Outfielder is hitting most of the time behind Matt Kemp and Andre Ethier, and reaping the benefits by driving in runs.

April 14, 2012|By Dylan Hernandez
  • Juan Rivera drove in four runs and hit .500 with men in scoring position during the Dodgers' first eight games of the season.
Juan Rivera drove in four runs and hit .500 with men in scoring position during… (Jeff Gross / Getty Images )

Juan Rivera is comfortable.

On most days, he hits fifth behind Matt Kemp and Andre Ethier. When the Dodgers face a left-hander, he hits fourth between Kemp and the left-handed-hitting Ethier.

"I have protection," Rivera said. "I have men on base."

He's doing the most with his opportunities.

In the Dodgers' first eight games, the soft-spoken Rivera drove in four runs and hit .500 with men in scoring position. He was hitting .286 but hadn't hit a home run.

"You drive in a lot of guys with singles," Manager Don Mattingly said. "Juan doesn't change when a guy's out there on second base."

Acquired in August from the Toronto Blue Jays at virtually no cost, Rivera hit .274 with five home runs and 46 runs batted in in 62 games for the Dodgers in 2011. The Dodgers re-signed the 33-year-old outfielder to a one-year, $4.5-million deal over the winter to complement Kemp and Ethier in the middle of the order.

Rivera has traditionally been a slow starter. Over his 12-year career, Rivera has hit .261 before the All-Star break and .292 after it.

"I've learned to concentrate better and be more selective," Rivera said. "I'm still learning."

Because of Rivera's age, Mattingly said he will be careful not to overuse him. Rivera was out of the lineup Saturday for the second time in nine games.

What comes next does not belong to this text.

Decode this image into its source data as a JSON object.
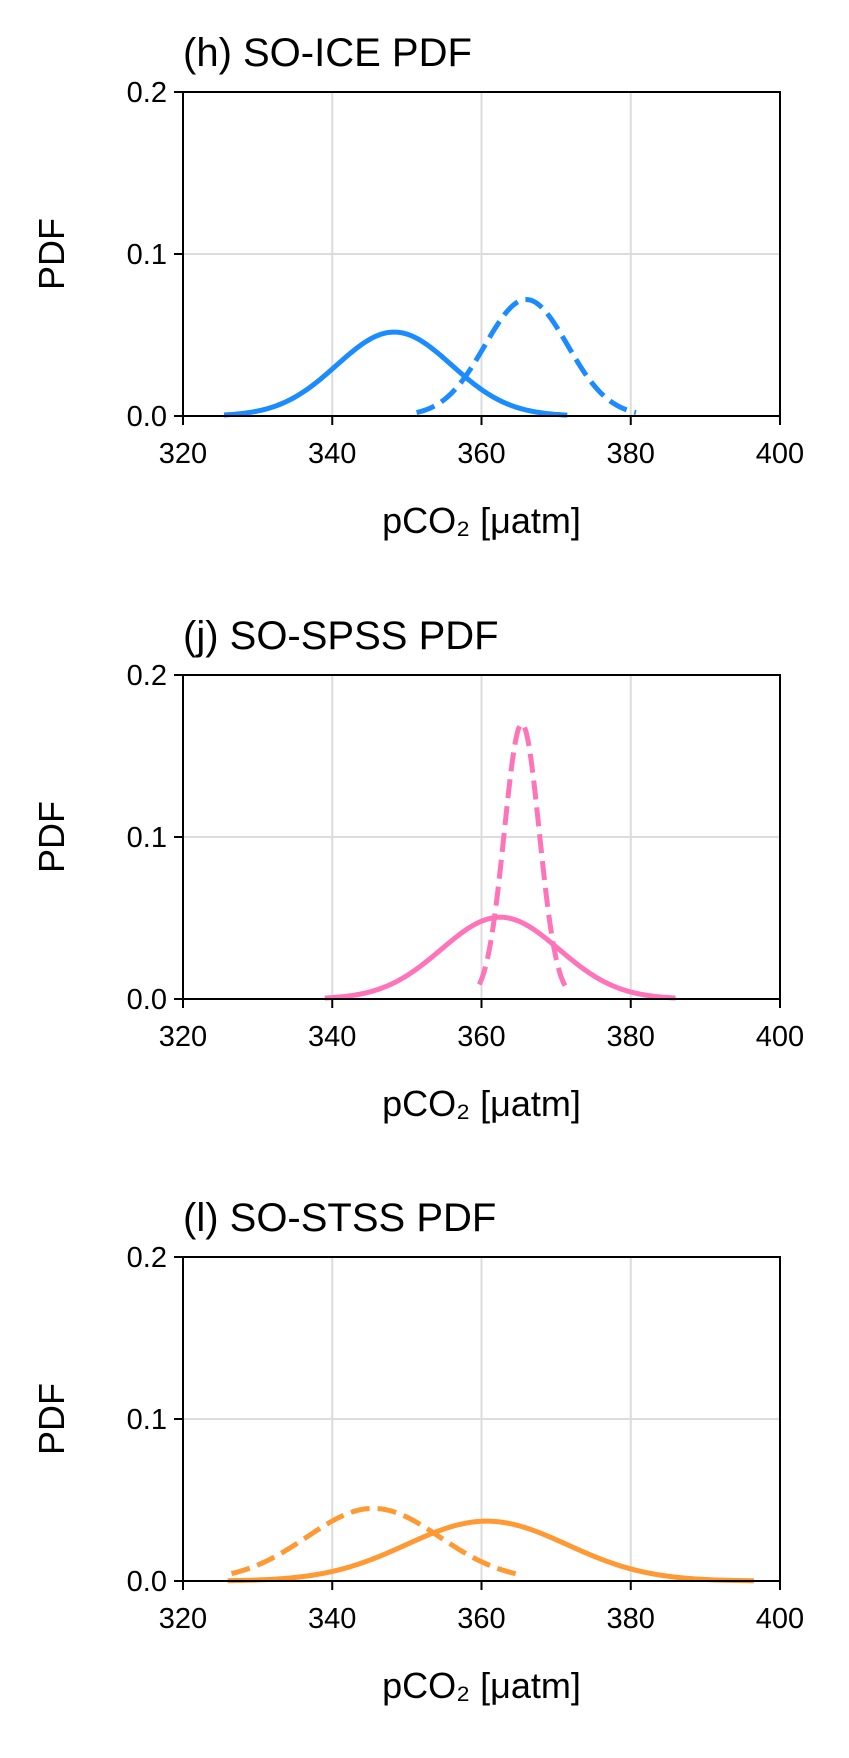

Vin Scully is set to return

Vin Scully will return to his booth at Dodger Stadium on Sunday to call the Dodgers' series finale with San Diego on Jackie Robinson Day.

Scully, 84, missed the Dodgers' first six home games because of a severe cold. The Hall of Famer didn't call the home opener for only the second time in his 63 years with the club.

Scully is said to be feeling considerably better and looking forward to watching Clayton Kershaw pitch.

Charley Steiner and Steve Lyons called games on Prime Ticket in Scully's absence. Rick Monday and Kevin Kennedy handled the radio broadcasts.

Timely injury

The Dodgers had to clear a roster spot for pitcher Ted Lilly, who was coming off the disabled list to start Saturday.

There were three relievers they could send to the minors without risking to lose them to other teams, but all three were vital parts of the bullpen: closer Javy Guerra, setup man Kenley Jansen and Josh Lindblom.

Well, it so happened that a pitcher turned up injured. And it so happened that the injured pitcher had a team-worst earned-run average of 36.00.

That pitcher, Todd Coffey, was moved to the 15-day disabled list, creating the space on the active roster for Lilly.

Mattingly insisted that right-hander Coffey's right knee is really inflamed, as did Coffey. Mattingly acknowledged the injury isn't particularly severe and described the move as a precautionary measure.

"It's too early to be messing around and turning into something bigger," Mattingly said.

Coffey initially protested the move.

Did Mattingly have to threaten to release him to get him to agree to it?

"No," Mattingly said.

Coffey, who made his trademark bullpen-to-mound sprint Friday night without any problems, said he will rest for three days before resuming throwing.